Nua, Alika observou sua pele nova. Não havia cicatrizes em lugar nenhum. Ela estava perfeita. Se apaixonou por aquilo, queria mais.
Não havia remorso ou arrependimento em sua mente, mais silenciosa e pacífica do que nunca. Tirara duas vidas em um espaço curto de tempo, no entanto, não era assombrada por seus fantasmas. Eles estavam no inferno, onde era seu lugar de direito. Alika nunca se arrependeria de mandá-los para lá, eles estragaram qualquer coisa boa que pudesse existir dentro dela.
Afundou o corpo na banheira e não fazia diferença se a água estava fria ou quente. Nada mais a afetava. Nada nunca mais a afetaria.
Ouviu-se uma porta se abrindo e emergiu, olhando na direção de sua visita. Era uma mulher de traços indígenas e vestes polidas — Alika gostava cada vez mais de Maria — e trazia consigo roupas limpas e uma toalha.
Todos ali tinham olhos vermelhos? Ela se perguntou, estreitando os seus.
— Maria deseja conversar com a senhorita. — Informou a estranha, sem se retirar em seguida. Alika a encarou com desconfiança. — A senhorita não vai se levantar? Precisa de ajuda para se vestir.
Ela não respondeu, no entanto, obedeceu.
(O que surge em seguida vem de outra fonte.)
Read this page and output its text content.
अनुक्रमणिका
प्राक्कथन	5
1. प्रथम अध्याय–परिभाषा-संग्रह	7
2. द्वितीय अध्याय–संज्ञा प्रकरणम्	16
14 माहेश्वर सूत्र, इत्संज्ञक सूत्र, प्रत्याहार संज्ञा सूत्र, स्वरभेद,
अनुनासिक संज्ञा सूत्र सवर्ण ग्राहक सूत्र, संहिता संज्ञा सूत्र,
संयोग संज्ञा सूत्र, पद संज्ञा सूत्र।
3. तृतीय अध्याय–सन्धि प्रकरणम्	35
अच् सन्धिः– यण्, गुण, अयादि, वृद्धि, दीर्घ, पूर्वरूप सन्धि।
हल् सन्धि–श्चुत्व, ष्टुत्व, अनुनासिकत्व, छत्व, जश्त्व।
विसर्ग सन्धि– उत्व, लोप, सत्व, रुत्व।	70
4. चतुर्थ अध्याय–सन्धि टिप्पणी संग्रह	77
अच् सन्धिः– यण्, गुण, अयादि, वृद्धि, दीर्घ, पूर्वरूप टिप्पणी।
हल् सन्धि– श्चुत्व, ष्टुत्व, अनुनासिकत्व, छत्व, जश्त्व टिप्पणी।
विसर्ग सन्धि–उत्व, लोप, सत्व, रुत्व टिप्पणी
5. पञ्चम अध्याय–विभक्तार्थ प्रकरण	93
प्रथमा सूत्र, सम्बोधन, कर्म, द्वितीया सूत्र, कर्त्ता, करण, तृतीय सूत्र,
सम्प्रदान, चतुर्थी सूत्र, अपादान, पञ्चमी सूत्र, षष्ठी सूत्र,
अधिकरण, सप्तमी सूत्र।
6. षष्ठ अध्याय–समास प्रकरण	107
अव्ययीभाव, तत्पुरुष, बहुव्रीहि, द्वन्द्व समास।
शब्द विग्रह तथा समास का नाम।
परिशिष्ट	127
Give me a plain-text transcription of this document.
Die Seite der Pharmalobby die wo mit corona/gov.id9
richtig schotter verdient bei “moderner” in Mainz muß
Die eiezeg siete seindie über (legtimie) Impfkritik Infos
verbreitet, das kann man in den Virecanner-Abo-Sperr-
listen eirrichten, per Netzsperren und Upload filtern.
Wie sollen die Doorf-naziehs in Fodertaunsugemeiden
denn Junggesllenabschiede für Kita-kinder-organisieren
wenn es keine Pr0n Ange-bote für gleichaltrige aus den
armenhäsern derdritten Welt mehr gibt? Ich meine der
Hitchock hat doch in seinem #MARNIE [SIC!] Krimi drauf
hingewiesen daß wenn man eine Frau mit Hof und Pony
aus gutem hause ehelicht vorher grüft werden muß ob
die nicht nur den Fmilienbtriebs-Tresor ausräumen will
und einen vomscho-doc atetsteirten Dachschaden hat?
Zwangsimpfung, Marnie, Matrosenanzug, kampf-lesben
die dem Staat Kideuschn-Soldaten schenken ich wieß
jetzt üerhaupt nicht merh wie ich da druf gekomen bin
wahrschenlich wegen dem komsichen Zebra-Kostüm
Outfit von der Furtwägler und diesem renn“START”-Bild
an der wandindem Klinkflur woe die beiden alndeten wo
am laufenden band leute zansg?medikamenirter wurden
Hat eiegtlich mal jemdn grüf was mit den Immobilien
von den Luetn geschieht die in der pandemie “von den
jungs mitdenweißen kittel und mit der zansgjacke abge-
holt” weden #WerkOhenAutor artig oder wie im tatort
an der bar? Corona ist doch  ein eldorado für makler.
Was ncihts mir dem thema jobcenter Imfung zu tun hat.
Já foi vestida por outras pessoas algumas vezes e não costumava ser coisa boa em seu histórico. Mas ela não teve medo. Sua curiosidade superaria qualquer barreira que viesse a surgir. O que ela era agora? Era mesmo um demônio que se alimenta do sangue de homens? Tinha tantas perguntas. Esperava poder respondê-las.
— Qual seu nome? — ela perguntou lentamente para a estranha que abotoava seu vestido e puxava seu corpete.
— Aiyana.
Alika abriu um sorriso muito pequeno. Quase imperceptível em seus lábios carnudos.
— É um nome muito bonito.
A outra lhe retribuiu o sorriso. Alika demorou para perceber que ela não piscava nem um segundo que fosse.
— O da senhorita também, senhorita Alika.
A mulher se concentrou em sua audição perfeita. Não podia ouvir quase nada além dos detalhes da natureza, o vento fazendo a casa ranger e ocasionais insetos batendo contra as paredes. Fora isso, o silêncio reinava. Seria seguro perguntar agora? Apenas me tire uma dúvida. Uma que seja, ela pensou.
Mas não perguntou e seguiu Aiyana quando chamada.
Conforme caminhava, percebia como a residência era impessoal. Não havia decoração, flores ou retratos. A casa era limpa, ainda que o aspecto de abandono não favorecesse tal visão. De tantas indagações, a mais frequente era: por quê?
Alika foi levada para uma sala de chá, onde usualmente apenas mulheres eram permitidas, e lá estava o loiro chamado Jasper, parado ao lado de Maria como seu fiel escudeiro. Tinha algo nele que mexia com Alika e ela não identificava se era de um jeito bom ou ruim. Já tivera o bastante de homens por uma vida, pensara. E jamais se apaixonaria por outro branco.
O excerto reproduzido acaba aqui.